The Wimmera Development Association-lead survey of mobile and home internet connectivity across the Wimmera and southern Mallee showed while connectivity was at times strained as more people began working and learning from home, it opened doors for connectivity in other ways.
Executive director Chris Sounness said the association would seek to document the possibility and costs of connecting people and organisations via video conferencing ongoing.
“This period has been undoubtedly challenging – but it also shows that working and learning from home can be done, and that has built autonomy and trust between employers and employees. Leaving the door open to remote working provides flexibility; it also opens doors to connect people without the onus of hours of travel for meetings or education opportunities,” Mr Sounness said.
“This also opens further opportunities to attract skilled professionals to the region – people who are seeking a lifestyle change but wanting to retain their current employment and don’t need a physical office-front in the region.
“We need to rethink our views on working or meeting via video conference in the wake of this period.”
The association’s home internet connectivity study asked participants to complete a speed test three times during a 24-hour period.
Results showed that living in an urban area did not guarantee better internet speeds compared to those of rural customers, and many people were seeking alternative or upgraded services that were fit for purpose. The survey showed many people paid for internet speeds they did not receive. Results also showed that the COVID-19 pandemic has likely seen traditional “peak times” for internet use evaporate as demand relating to working and learning from home was spread across a longer period.

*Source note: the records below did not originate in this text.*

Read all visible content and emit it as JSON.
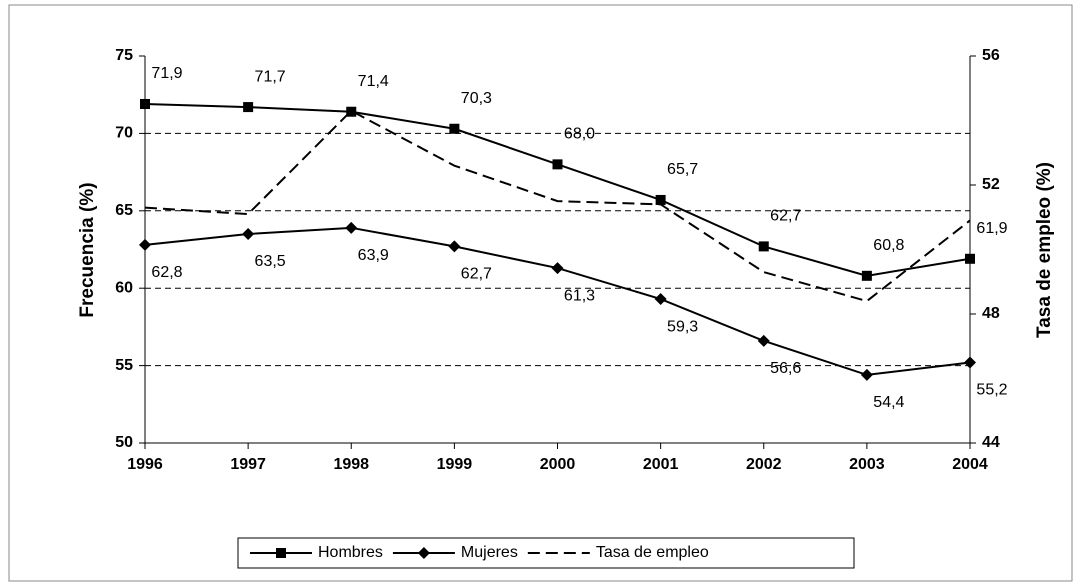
{
  "chart_data": {
    "type": "line",
    "categories": [
      "1996",
      "1997",
      "1998",
      "1999",
      "2000",
      "2001",
      "2002",
      "2003",
      "2004"
    ],
    "y_label": "Frecuencia (%)",
    "y2_label": "Tasa de empleo (%)",
    "ylim": [
      50,
      75
    ],
    "yticks": [
      50,
      55,
      60,
      65,
      70,
      75
    ],
    "y2lim": [
      44,
      56
    ],
    "y2ticks": [
      44,
      48,
      52,
      56
    ],
    "grid": true,
    "legend": "bottom",
    "series": [
      {
        "name": "Hombres",
        "color": "#000000",
        "marker": "square",
        "dash": false,
        "values": [
          71.9,
          71.7,
          71.4,
          70.3,
          68.0,
          65.7,
          62.7,
          60.8,
          61.9
        ],
        "value_labels": [
          "71,9",
          "71,7",
          "71,4",
          "70,3",
          "68,0",
          "65,7",
          "62,7",
          "60,8",
          "61,9"
        ]
      },
      {
        "name": "Mujeres",
        "color": "#000000",
        "marker": "diamond",
        "dash": false,
        "values": [
          62.8,
          63.5,
          63.9,
          62.7,
          61.3,
          59.3,
          56.6,
          54.4,
          55.2
        ],
        "value_labels": [
          "62,8",
          "63,5",
          "63,9",
          "62,7",
          "61,3",
          "59,3",
          "56,6",
          "54,4",
          "55,2"
        ]
      },
      {
        "name": "Tasa de empleo",
        "color": "#000000",
        "marker": "none",
        "dash": true,
        "axis": "y2",
        "values": [
          51.3,
          51.1,
          54.3,
          52.6,
          51.5,
          51.4,
          49.3,
          48.4,
          50.9
        ]
      }
    ]
  }
}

The mobile internet survey asked participants to complete a single speed test.
Results show residents have limited choices when it comes to providers and that has more impact than location when it comes to cost and connectivity. Larger providers did not guarantee superior service.
Mr Sounness said poor connectivity added stress and frustration at a time that already posed extreme challenges due to restrictions relating to the coronavirus health crisis.
He said advocating for improved infrastructure, in line with the Wimmera Southern Mallee Regional Digital Plan; advocating for greater education for consumers – including connectivity process and available providers; and tapping into a growing market for alternative providers were among the other recommendations stemming from the survey.
“We have people paying for a service, but not truly understanding what the services offers them in terms of speeds. Many could also have improved service if they knew more about the connection their provider or the NBN offered, or something as seemingly simple as the position of their router,” he said.
“There is a growing market for smaller providers in the region – who, with the right interest, are willing to discuss partnership opportunities.
“There are many different ways to solve our connectivity problems across the Wimmera and southern Mallee.”